Le démembrement de propriété consiste à scinder les droits attachés à un bien en deux composantes : l'usufruit — le droit de percevoir les revenus — et la nue-propriété — le droit de disposer du bien à terme. Appliqué aux parts de SCPI, ce mécanisme permet à une société de n'acquérir que l'usufruit pour une durée déterminée, généralement entre 5 et 15 ans.
Pour toute société soumise à l'impôt sur les sociétés (holding, SCI à l'IS, SARL, SAS…), l'intérêt est double. D'une part, elle perçoit l'intégralité des distributions de la SCPI pendant toute la durée du démembrement. D'autre part, le prix d'acquisition de l'usufruit — représentant typiquement 20 à 35 % de la valeur en pleine propriété — est 100 % amortissable de manière linéaire sur la durée, générant une charge déductible qui réduit mécaniquement le résultat imposable à l'IS.
À l'extinction du démembrement, l'usufruit rejoint automatiquement la nue-propriété : le nu-propriétaire récupère la pleine propriété sans formalité ni taxation supplémentaire. Le capital investi par la société n'est pas récupéré — il a été consommé en échange des revenus perçus.
La question se pose dès lors que le dirigeant, personne physique, détient à titre personnel des parts d'une société à l'IS qui elle-même détient l'usufruit de SCPI. La société étant une personne morale soumise à l'IS, elle n'est pas elle-même assujettie à l'IFI. Mais ses actifs remontent dans le patrimoine imposable du dirigeant via la valorisation de ses titres. Ce mécanisme s'applique de manière identique quelle que soit la forme juridique retenue : holding, SCI à l'IS, SARL, SAS, SA…
L'article 965 du CGI inclut dans l'assiette de l'IFI les parts ou actions des sociétés appartenant au redevable, à hauteur de la fraction de leur valeur représentative de biens ou droits immobiliers détenus directement ou indirectement, non affectés à une activité industrielle, commerciale, artisanale, agricole ou libérale.

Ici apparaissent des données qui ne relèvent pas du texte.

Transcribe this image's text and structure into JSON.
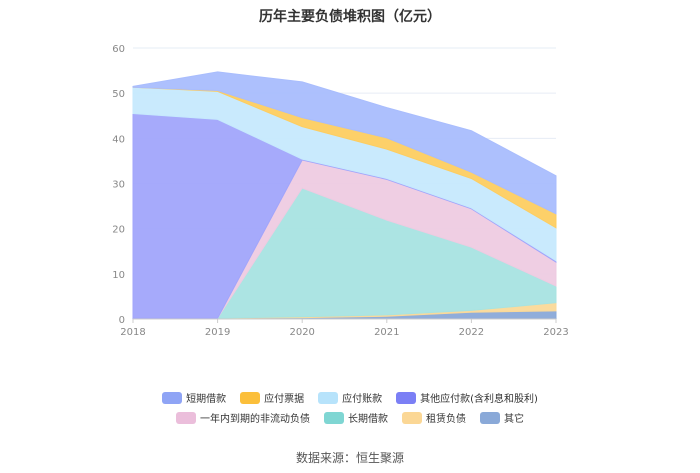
{
  "chart_data": {
    "type": "area",
    "stacked": true,
    "title": "历年主要负债堆积图（亿元）",
    "x": [
      "2018",
      "2019",
      "2020",
      "2021",
      "2022",
      "2023"
    ],
    "ylim": [
      0,
      60
    ],
    "yticks": [
      "0",
      "10",
      "20",
      "30",
      "40",
      "50",
      "60"
    ],
    "grid": true,
    "legend_position": "bottom",
    "series": [
      {
        "name": "其它",
        "color": "#8aa9d8",
        "values": [
          0.2,
          0.2,
          0.3,
          0.6,
          1.5,
          1.8
        ]
      },
      {
        "name": "租赁负债",
        "color": "#fad999",
        "values": [
          0,
          0,
          0.2,
          0.3,
          0.4,
          1.8
        ]
      },
      {
        "name": "长期借款",
        "color": "#a8e3e1",
        "values": [
          0,
          0,
          28.5,
          21,
          14,
          3.7
        ]
      },
      {
        "name": "一年内到期的非流动负债",
        "color": "#eecbe1",
        "values": [
          0,
          0,
          6.2,
          9,
          8.5,
          5.3
        ]
      },
      {
        "name": "其他应付款(含利息和股利)",
        "color": "#a1a5fb",
        "values": [
          45.3,
          44,
          0.2,
          0.2,
          0.2,
          0.3
        ]
      },
      {
        "name": "应付账款",
        "color": "#c6e9fd",
        "values": [
          5.8,
          6.2,
          7.2,
          6.5,
          6.5,
          7.3
        ]
      },
      {
        "name": "应付票据",
        "color": "#fdcd61",
        "values": [
          0,
          0.2,
          2,
          2.5,
          1.4,
          3.1
        ]
      },
      {
        "name": "短期借款",
        "color": "#a9bdfd",
        "values": [
          0.2,
          4.1,
          7.9,
          6.7,
          9.2,
          8.4
        ]
      }
    ],
    "legend_order": [
      "短期借款",
      "应付票据",
      "应付账款",
      "其他应付款(含利息和股利)",
      "一年内到期的非流动负债",
      "长期借款",
      "租赁负债",
      "其它"
    ],
    "legend_swatch_colors": {
      "短期借款": "#8fa4f5",
      "应付票据": "#fbbf3b",
      "应付账款": "#b7e3fb",
      "其他应付款(含利息和股利)": "#7b7ff5",
      "一年内到期的非流动负债": "#ebbedb",
      "长期借款": "#7fd6d3",
      "租赁负债": "#fbd795",
      "其它": "#8aa9d8"
    }
  },
  "source": "数据来源：恒生聚源"
}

L'usufruit de SCPI détenu par la société à l'IS entre bien dans l'assiette IFI du dirigeant. C'est la conclusion formelle d'un avis juridique de notre avocat fiscaliste de juillet 2018 (note sur demande de nos clients), confirmée par la doctrine administrative. Mais la loi prévoit une dérogation importante lorsque l'usufruitier est une personne morale — ce qui couvre toutes les sociétés à l'IS sans distinction de forme juridique.
Autrement dit : contrairement au cas où une personne physique détient directement l'usufruit (imposée sur la pleine propriété), lorsque c'est une société qui détient l'usufruit, la base IFI qui remonte au dirigeant est limitée à la seule valeur de l'usufruit — soit 20 à 35 % de la valeur en pleine propriété.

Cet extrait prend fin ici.